#6123

Le matin appartient aux merles, qui jasent et babillent ; le soir aux martinets, qui sifflent. Quelques autres oiseaux y ajoutent de légers friselis, les pigeons quelques roucoulements. Suis triste de la mauvaise nouvelle reçue ce midi, un vieil et admirable écrivain qui commence à avoir des troubles cognitifs. Vague à l’âme.

#6122

Je ne lisais pas de poésie, dans le temps, m’y suis mis lentement et surtout en prose — j’ai encore du mal avec les vers, dont la forme me semble artificielle, et en écrivant cela je sais qu’il ne le faudrait pas, que c’est maladroit, mais voilà, cette impression due à la simple habitude de lire en prose je ne parviens guère à la dépasser. Et puis contrairement aux Anglais, je crois que la poésie n’est pas tant ancrée dans la pratique de lecture des Français, il n’y a qu’à considérer les grands rayons de poésie des librairies anglaises ou écossaises, et la place de la poésie dans la rubrique Books du Guardian, par rapport à ce qui se pratique ici, la marge. Enfin donc, cette lecture de poésie, c’est venu par exemple lorsque mon oncle Jean me conseilla de lire Jacques Réda : ce fut une petite épiphanie et rapidement l’un de mes écrivains préférés, ce poète du récit urbain, tellement conforme à mes goûts qu’il devint même une sorte d’idéal d’écriture, aussi. Et puis Philippe Jaccotet, pour la nature. Deux autres favoris : Etel Adnan, Hubert Voignier. Au fil des ans, ma découverte d’une autre lecture, des lectures, à picorer, légères, courtes, presque de pure esthétique. Et puis aussi, de fil en aiguille, je découvris au-delà de la poésie une forme littéraire « mineure » : la chronique. Des papiers brefs, d’humeur, de contemplation, de commentaire ou de déambulation. Mes goûts pour la psychogéographie m’avaient déjà fait découvrir le piéton de Paris, Léon-Paul Fargue (et son compagnon et disciple, André Beucler).

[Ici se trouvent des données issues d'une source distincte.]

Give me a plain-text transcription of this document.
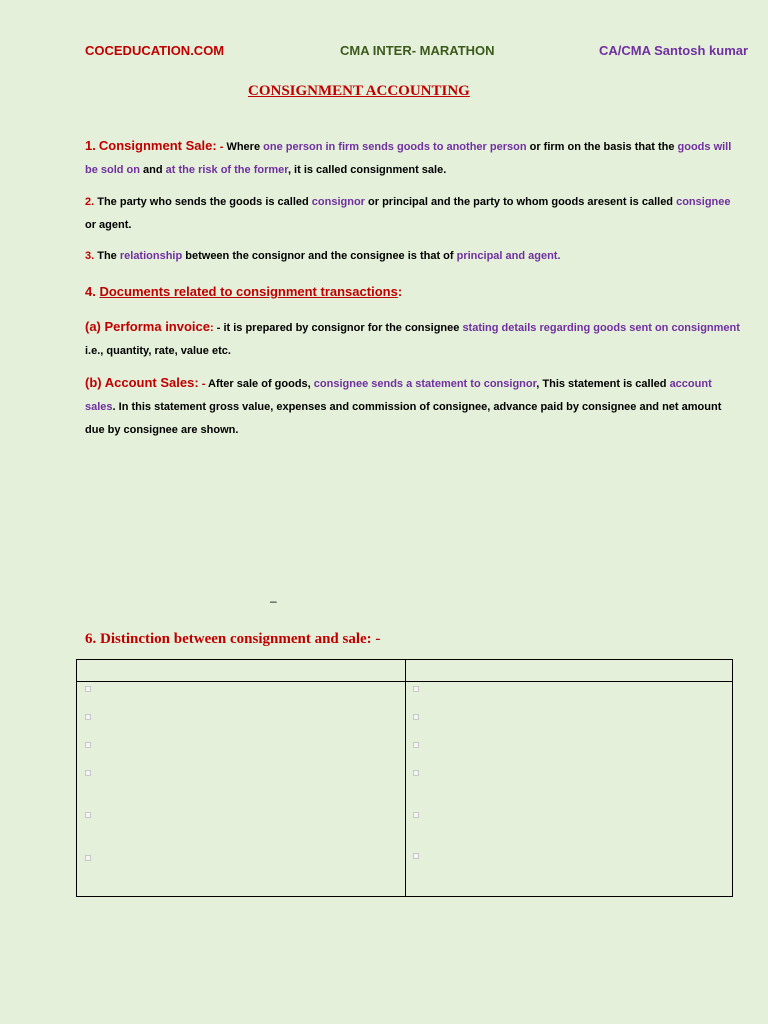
COCEDUCATION.COM	CMA INTER- MARATHON	CA/CMA Santosh kumar
CONSIGNMENT ACCOUNTING
1. Consignment Sale: - Where one person in firm sends goods to another person or firm on the basis that the goods will be sold on and at the risk of the former, it is called consignment sale.
2. The party who sends the goods is called consignor or principal and the party to whom goods aresent is called consignee or agent.
3. The relationship between the consignor and the consignee is that of principal and agent.
4. Documents related to consignment transactions:
(a) Performa invoice: - it is prepared by consignor for the consignee stating details regarding goods sent on consignment i.e., quantity, rate, value etc.
(b) Account Sales: - After sale of goods, consignee sends a statement to consignor, This statement is called account sales. In this statement gross value, expenses and commission of consignee, advance paid by consignee and net amount due by consignee are shown.
–
6. Distinction between consignment and sale: -
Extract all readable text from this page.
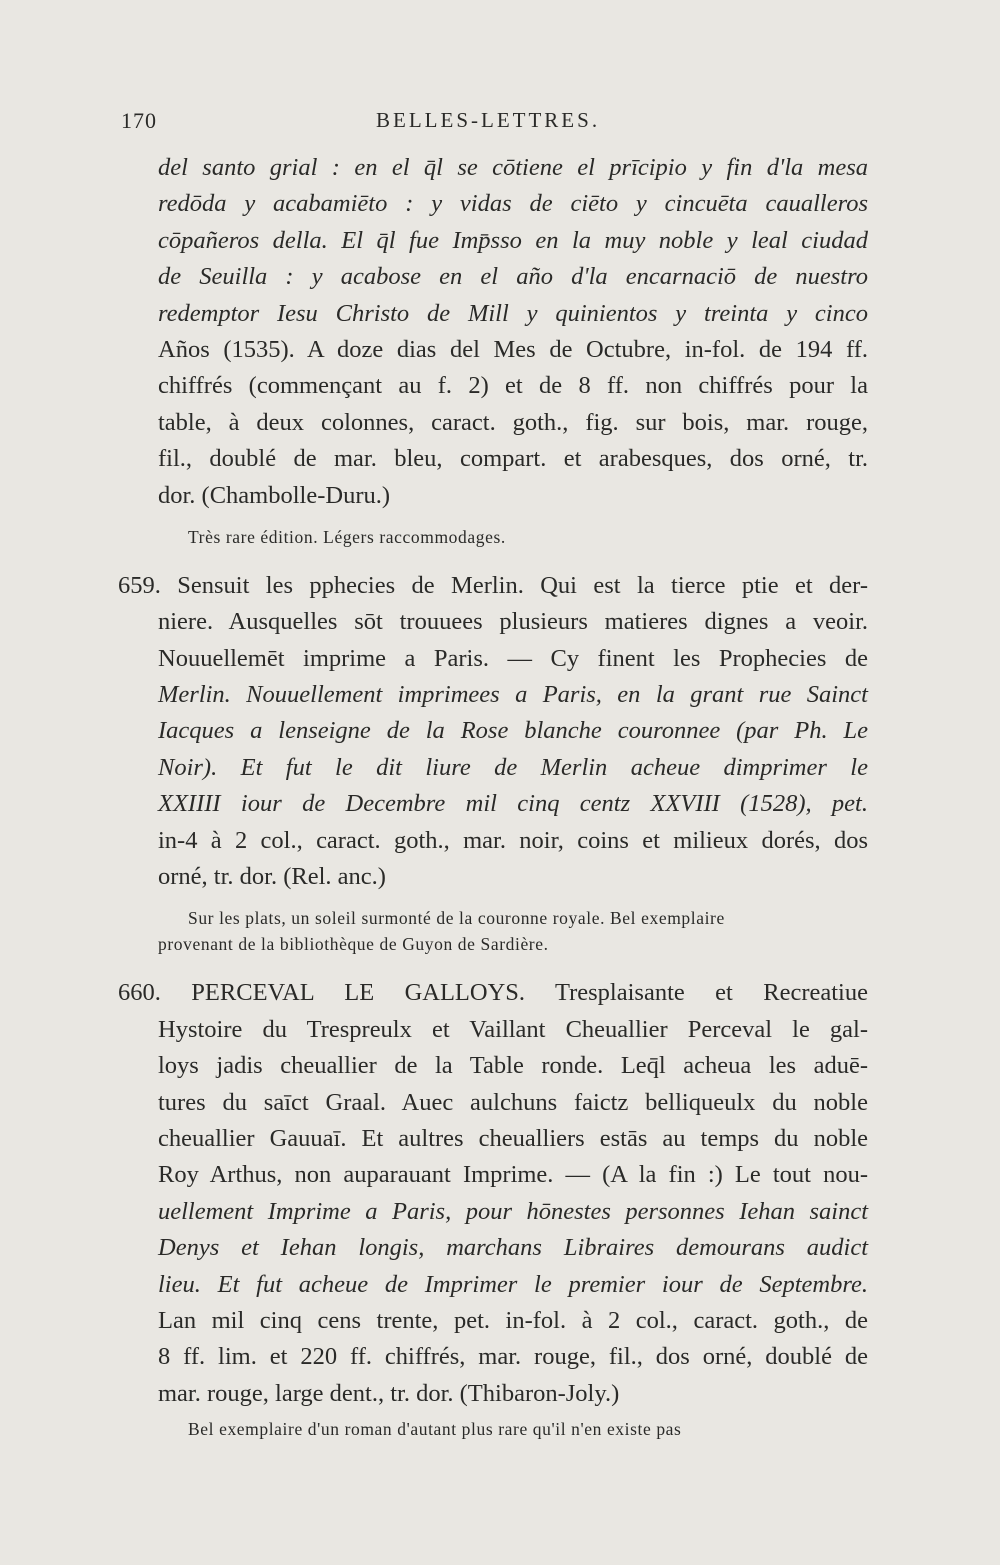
170	BELLES-LETTRES.
del santo grial : en el q̄l se cōtiene el prīcipio y fin d'la mesa
redōda y acabamiēto : y vidas de ciēto y cincuēta caualleros
cōpañeros della. El q̄l fue Imp̄sso en la muy noble y leal ciudad
de Seuilla : y acabose en el año d'la encarnaciō de nuestro
redemptor Iesu Christo de Mill y quinientos y treinta y cinco
Años (1535). A doze dias del Mes de Octubre, in-fol. de 194 ff.
chiffrés (commençant au f. 2) et de 8 ff. non chiffrés pour la
table, à deux colonnes, caract. goth., fig. sur bois, mar. rouge,
fil., doublé de mar. bleu, compart. et arabesques, dos orné, tr.
dor. (Chambolle-Duru.)
Très rare édition. Légers raccommodages.
659. Sensuit les pphecies de Merlin. Qui est la tierce ptie et der-
niere. Ausquelles sōt trouuees plusieurs matieres dignes a veoir.
Nouuellemēt imprime a Paris. — Cy finent les Prophecies de
Merlin. Nouuellement imprimees a Paris, en la grant rue Sainct
Iacques a lenseigne de la Rose blanche couronnee (par Ph. Le
Noir). Et fut le dit liure de Merlin acheue dimprimer le
XXIIII iour de Decembre mil cinq centz XXVIII (1528), pet.
in-4 à 2 col., caract. goth., mar. noir, coins et milieux dorés, dos
orné, tr. dor. (Rel. anc.)
Sur les plats, un soleil surmonté de la couronne royale. Bel exemplaire
provenant de la bibliothèque de Guyon de Sardière.
660. PERCEVAL LE GALLOYS. Tresplaisante et Recreatiue
Hystoire du Trespreulx et Vaillant Cheuallier Perceval le gal-
loys jadis cheuallier de la Table ronde. Leq̄l acheua les aduē-
tures du saīct Graal. Auec aulchuns faictz belliqueulx du noble
cheuallier Gauuaī. Et aultres cheualliers estās au temps du noble
Roy Arthus, non auparauant Imprime. — (A la fin :) Le tout nou-
uellement Imprime a Paris, pour hōnestes personnes Iehan sainct
Denys et Iehan longis, marchans Libraires demourans audict
lieu. Et fut acheue de Imprimer le premier iour de Septembre.
Lan mil cinq cens trente, pet. in-fol. à 2 col., caract. goth., de
8 ff. lim. et 220 ff. chiffrés, mar. rouge, fil., dos orné, doublé de
mar. rouge, large dent., tr. dor. (Thibaron-Joly.)
Bel exemplaire d'un roman d'autant plus rare qu'il n'en existe pas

Un souvenir de conversations avec Lionel Évrard, quand il était à Bordeaux durant mes études, me conduisit à cet autre promeneur d’Henri Calet. Un fascicule de Réda m’ouvrit les portes de cet étrange nomade helvète de Charles-Albert Cingria. Il y eut aussi les notes et carnets de Julien Gracq, autre idéal stylistique. Aux édition du Dilettante, de petits recueils si précieux de Pierre Marcelle, Nicole Verdier, Germaine Beaumont… N’est-ce pas formidable, ces écrivains en liberté qui vécurent en proposant ces fragments de pensées, de souvenirs, de promenades ? Comme les blogs des débuts, des carnets livrés à la lecture publique. Avec une poétique du quotidien, de l’ordinaire, de la vie en somme.

#6121

Première fois que j’assiste en direct à l’éclosion d’une fleur. L’annuelle pivoine de ma terrasse se trouvait à l’état d’un gros poing blanc serré, ce matin, et assis dans le coin ombragé pour lire et écrire j’ai, relevant la tête au fil des moments, vu cette grande fleur peu à peu s’ouvrir, en quelque chose comme deux heures. Quant à sa senteur, « capiteuse » est le terme adéquat. Dans le ciel, un orage monte et gronde. La pluie fait sonner le métal de la table de jardin.

#6120

Chaque année je loupe le retour des martinets : quand reviennent-ils ? Pourtant ils sont bien là, déjà, j’en viens de voir tourner et virer un groupe, petites flèches noires bien caractéristiques, et j’entends encore leurs sifflements – quoique je ne sois pas parvenu à les saisir sur cette photo.

#6119

Dans les rues bordelaises, le jasmin a gagné la guerre du parfum printanier contre le chèvrefeuille — ce dernier s’est fait plus discret depuis l’an passé et les flots d’étoiles blanches infusent comme jamais nos artères de leur saveur verte et douce.